At about an hour into our ride the next morning, spite could have mattered less. We were gasping for O2 like fish out of water on the 2000' climb up Mount Constitution. Yes, I am bringing up the rear. Thanks for pointing that out, you bastard.
I love taking pictures and sometimes people encourage my behavior and sometimes they tell me to go to hell and sometimes they are somewhat neutral.
Ungulation was all the hell over everywhere, all damn weekend long. I studied a group of four from my "balcony" for quite-some-time and actually watched them both shit-and-piss, which sounds gross, but which was actually somewhat fascinating.
Eventually we arrived at the summit of Mt Constitution, because Alex made us do it. Food sure tastes good up there. Bets is trying to tell us something; not-sure-what.
Why we go when we do.
Alex. The man. The legend.
Bets. Having zero fun.
Lee. The one and only.
Larry, in Larry-intense-mode.
Rory-in-red.
John, who can scare up a flat pretty much anywhere.

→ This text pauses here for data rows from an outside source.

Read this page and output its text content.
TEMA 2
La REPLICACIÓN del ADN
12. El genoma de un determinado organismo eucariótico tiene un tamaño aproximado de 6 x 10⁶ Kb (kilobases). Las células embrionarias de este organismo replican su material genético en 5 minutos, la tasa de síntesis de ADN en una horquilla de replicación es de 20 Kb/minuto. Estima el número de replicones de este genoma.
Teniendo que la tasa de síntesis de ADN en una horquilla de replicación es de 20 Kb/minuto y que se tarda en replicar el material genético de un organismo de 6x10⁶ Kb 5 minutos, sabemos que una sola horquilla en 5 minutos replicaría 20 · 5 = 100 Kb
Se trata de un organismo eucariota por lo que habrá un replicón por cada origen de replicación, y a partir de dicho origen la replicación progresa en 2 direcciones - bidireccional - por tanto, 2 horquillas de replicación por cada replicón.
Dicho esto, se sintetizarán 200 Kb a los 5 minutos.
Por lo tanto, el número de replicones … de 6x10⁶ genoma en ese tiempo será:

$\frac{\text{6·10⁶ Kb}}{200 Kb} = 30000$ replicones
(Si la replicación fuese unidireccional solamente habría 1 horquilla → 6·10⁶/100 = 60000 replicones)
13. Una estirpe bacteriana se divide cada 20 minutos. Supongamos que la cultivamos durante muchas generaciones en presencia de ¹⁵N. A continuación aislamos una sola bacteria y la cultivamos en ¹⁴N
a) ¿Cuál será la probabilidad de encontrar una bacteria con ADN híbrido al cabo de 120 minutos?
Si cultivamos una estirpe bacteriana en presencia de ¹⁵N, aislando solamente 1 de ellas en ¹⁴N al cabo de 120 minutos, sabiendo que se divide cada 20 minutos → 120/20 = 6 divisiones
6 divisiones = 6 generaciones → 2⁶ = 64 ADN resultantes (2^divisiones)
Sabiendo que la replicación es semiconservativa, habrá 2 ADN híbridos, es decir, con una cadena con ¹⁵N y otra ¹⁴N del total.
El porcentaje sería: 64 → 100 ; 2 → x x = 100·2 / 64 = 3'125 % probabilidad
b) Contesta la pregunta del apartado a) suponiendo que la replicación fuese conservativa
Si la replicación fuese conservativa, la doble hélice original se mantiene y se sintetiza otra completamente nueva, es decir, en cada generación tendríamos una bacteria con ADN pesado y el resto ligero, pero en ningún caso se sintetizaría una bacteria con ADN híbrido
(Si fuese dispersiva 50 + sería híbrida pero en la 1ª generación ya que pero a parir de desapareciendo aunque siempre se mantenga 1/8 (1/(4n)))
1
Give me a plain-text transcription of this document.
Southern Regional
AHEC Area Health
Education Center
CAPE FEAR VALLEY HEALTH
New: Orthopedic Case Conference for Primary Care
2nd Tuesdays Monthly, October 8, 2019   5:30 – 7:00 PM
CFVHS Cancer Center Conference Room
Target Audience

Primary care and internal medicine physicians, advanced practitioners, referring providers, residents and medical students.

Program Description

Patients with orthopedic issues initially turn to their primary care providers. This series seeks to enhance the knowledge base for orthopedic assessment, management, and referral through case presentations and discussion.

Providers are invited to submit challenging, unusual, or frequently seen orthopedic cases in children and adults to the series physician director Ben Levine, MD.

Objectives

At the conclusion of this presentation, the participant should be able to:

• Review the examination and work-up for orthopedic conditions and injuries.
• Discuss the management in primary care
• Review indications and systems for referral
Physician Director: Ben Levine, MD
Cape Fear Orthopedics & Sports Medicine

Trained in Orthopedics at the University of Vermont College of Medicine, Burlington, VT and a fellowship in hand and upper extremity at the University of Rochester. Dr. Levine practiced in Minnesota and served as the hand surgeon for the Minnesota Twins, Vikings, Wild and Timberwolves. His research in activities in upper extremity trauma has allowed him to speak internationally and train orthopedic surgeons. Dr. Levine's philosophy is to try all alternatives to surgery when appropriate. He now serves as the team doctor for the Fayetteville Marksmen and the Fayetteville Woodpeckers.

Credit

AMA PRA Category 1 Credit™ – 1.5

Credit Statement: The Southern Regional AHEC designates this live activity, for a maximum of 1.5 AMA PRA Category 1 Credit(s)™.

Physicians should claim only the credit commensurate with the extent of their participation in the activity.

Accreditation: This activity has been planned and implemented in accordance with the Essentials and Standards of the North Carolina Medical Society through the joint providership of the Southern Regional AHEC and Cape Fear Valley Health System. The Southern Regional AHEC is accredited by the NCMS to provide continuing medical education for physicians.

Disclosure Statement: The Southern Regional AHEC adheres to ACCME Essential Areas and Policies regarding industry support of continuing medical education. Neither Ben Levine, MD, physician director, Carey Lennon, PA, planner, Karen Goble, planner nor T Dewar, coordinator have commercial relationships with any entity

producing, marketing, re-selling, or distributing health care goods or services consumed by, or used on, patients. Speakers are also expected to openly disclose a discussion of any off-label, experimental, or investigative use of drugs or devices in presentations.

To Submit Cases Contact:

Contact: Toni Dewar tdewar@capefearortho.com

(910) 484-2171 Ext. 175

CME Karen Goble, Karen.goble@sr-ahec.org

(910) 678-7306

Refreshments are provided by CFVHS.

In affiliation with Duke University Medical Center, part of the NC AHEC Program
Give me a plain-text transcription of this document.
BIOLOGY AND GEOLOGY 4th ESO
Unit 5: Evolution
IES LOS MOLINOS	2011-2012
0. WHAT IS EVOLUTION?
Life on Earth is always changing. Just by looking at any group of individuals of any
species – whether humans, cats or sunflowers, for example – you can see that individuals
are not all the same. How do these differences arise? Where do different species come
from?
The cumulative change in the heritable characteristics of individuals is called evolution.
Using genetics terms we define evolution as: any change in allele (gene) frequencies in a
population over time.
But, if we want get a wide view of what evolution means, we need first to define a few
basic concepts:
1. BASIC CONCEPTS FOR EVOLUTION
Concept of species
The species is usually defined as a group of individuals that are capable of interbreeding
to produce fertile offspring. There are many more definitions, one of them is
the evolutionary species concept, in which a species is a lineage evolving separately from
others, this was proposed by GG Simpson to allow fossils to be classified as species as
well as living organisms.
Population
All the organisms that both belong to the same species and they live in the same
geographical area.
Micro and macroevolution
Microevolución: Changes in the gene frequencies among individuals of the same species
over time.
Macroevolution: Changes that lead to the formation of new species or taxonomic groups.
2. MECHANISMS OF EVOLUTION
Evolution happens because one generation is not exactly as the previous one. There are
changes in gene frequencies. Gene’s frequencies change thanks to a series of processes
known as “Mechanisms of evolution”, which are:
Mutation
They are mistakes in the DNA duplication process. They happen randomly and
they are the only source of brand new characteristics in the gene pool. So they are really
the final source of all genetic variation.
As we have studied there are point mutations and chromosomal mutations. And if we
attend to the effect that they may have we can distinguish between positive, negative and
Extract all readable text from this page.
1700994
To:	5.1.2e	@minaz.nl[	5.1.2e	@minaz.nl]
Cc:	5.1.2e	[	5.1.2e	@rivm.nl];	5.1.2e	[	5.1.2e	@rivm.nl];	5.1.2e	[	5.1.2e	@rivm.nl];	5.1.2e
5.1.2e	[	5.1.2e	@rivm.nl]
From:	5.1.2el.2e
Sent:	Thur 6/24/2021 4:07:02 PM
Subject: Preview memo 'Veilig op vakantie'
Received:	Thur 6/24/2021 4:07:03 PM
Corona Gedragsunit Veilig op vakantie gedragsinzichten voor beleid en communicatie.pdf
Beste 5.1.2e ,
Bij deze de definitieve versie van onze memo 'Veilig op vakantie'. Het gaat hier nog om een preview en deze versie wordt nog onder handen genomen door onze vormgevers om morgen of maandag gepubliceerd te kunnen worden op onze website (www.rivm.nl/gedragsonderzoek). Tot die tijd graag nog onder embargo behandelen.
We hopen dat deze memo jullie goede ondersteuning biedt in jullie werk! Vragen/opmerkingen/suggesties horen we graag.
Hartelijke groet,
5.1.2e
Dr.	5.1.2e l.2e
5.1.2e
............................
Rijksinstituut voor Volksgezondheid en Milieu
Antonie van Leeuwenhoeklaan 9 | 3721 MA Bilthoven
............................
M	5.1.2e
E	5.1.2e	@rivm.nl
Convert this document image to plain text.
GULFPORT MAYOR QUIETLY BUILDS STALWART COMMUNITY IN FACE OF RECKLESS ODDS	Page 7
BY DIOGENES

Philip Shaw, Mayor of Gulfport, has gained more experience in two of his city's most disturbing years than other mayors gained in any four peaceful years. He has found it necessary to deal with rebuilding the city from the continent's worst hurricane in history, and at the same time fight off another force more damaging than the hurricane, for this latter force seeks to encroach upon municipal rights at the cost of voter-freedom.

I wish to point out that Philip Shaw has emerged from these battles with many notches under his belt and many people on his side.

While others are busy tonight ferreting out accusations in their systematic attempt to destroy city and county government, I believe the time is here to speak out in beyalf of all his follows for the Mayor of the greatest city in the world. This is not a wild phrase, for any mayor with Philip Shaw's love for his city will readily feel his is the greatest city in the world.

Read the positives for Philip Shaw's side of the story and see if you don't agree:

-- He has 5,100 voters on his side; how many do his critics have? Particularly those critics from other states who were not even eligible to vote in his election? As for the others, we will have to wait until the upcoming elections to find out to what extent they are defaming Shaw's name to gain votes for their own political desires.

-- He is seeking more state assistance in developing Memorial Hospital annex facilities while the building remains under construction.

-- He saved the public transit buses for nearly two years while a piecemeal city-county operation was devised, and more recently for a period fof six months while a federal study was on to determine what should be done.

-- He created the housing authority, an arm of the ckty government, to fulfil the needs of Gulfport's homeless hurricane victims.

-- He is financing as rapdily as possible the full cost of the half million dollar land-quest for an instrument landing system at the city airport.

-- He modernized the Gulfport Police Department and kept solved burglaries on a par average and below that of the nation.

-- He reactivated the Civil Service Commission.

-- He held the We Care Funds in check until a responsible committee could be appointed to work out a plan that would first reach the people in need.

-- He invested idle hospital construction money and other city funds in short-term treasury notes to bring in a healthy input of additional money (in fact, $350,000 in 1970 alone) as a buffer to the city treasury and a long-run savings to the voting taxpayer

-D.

Gratuitous Bucksaw Porn-Shot-1.
Gratuitous-moss-shot.
Gratuitous-shroom-shot.
No great bike adventure would really be complete without the shot of everyone-sitting-around-watching-one-guy-deal-with-a-mechanical.
Gratuitous Bucksaw Porn-Shot-2.
Gratuitous Bucksaw Porn-Shot-3.
Gratuitous Bucksaw Porn-Shot-4.
Gratuitous Bucksaw Porn-Shot-5.
Okay, feel free to stab me in the retina with a fork. I know I deserve it. But damn, I had so much fun on this bike, on these trails.
Freaking glory. Hero-man-John chilling with hero-shuttle-capitan-Bets and new-bro-friend-Ben, who's waiting for lost-friends. Hero-man-Pat-S manning the shutter. After our 2nd or 3rd or 7th hero-run down the hill. Who's counting. Hells yeah. Shuttling is the absolute bomb.
Black-n-white-sad-to-be-leaving bikes.
View from the bloodshot-eyes of black-n-white-sad-to-be-leaving humans, packing bikes-on-cars, non-eagerly awaiting the packing of bikes-on-cars-on-boats.
Look, in-all-seriousness: It was such a privilege to hang out with a bunch of insanely-smart, seriously-witty, spleen-busting-funny dudes and chick, and also ride some of the best shit ever. What a freaking great weekend. I am such a lucky bastard.
Oh, and we avenged our happy-hour-loss by spending all our drinking and food money in town. Just sayin', Rosario.